How do we achieve a food system through which we can produce healthy food for everyone with respect for our planet and all humans and animals who live there? A team of farmers, representatives of nature and agriculture organisations, and Wageningen scientists designed a healthy and circular food system. The initiative, which was led by Imke de Boer (professor of Animal Production Systems) and Evelien den Olde (researcher Animal Production Systems) also stipulates what changes are required to arrive at such a system.

Everyone contributes

Redesigning our food system is only possible if all actors within the system contribute, according to the initiators. Thus, changes are required from farmers, consumers, the government, NGO’s, supermarkets, financers and suppliers.

Some of the necessary changes:

  • In 2050, the Netherlands will eat more plant-based products and fewer meat-based products. Healthy and sustainable foods are easier to come by, are commonplace and attractive. Children are schooled on nutrition, and hardly any food is wasted.
  • All houses have solar or green roofs and smart toilets, and all buildings will have a materials passport.
  • Crop farmers cultivate a variety of products on a single plot; cows graze in herb-rich meadows and chickens, fish, pigs and insects are exclusively fed biomass that is unfit for human consumption.
  • There are more ‘Prosumers’ (a combination of producers and consumers) in the Netherlands, and we have food councils, multi-year food policy and a minister of nutrition.
  • The economy is no longer leading, but rather serving. It guides us towards an equitable and safe acting space for sustainable entrepreneurship. This means that we no longer measure our wealth in terms of the Gross National Product but in terms of the National Civic Product, which advocates the conservation of natural resources and human and animal rights.

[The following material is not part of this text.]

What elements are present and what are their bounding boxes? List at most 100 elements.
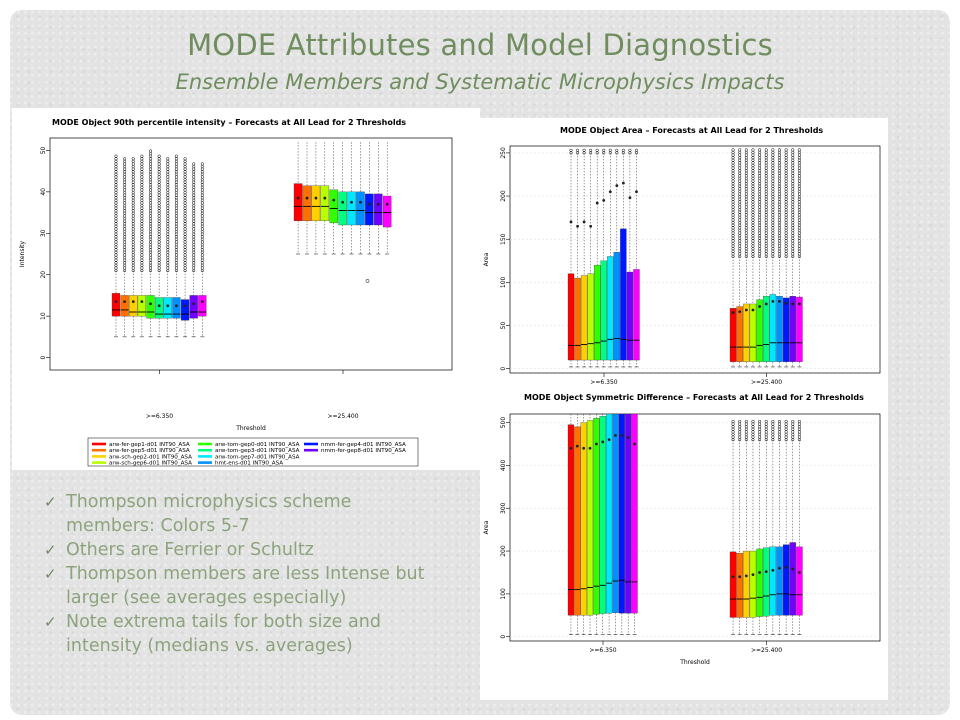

Read the main text of this vision

Inspiring examples

‘It may sound too good to be true, but inspiring examples in our network prove it is possible’, says Imke de Boer. ‘Kipster, for example, which is an egg-producer. The Kipster chickens are fed from waste streams. We strive to have this principle embraced by the entire livestock farming sector. Another example is Herenboeren, where consumers decide what they want to eat, and how it is produced. Everything the farm produces is divided amongst the members, without intervention by retailers or traders. The consumer knows precisely what he is consuming.’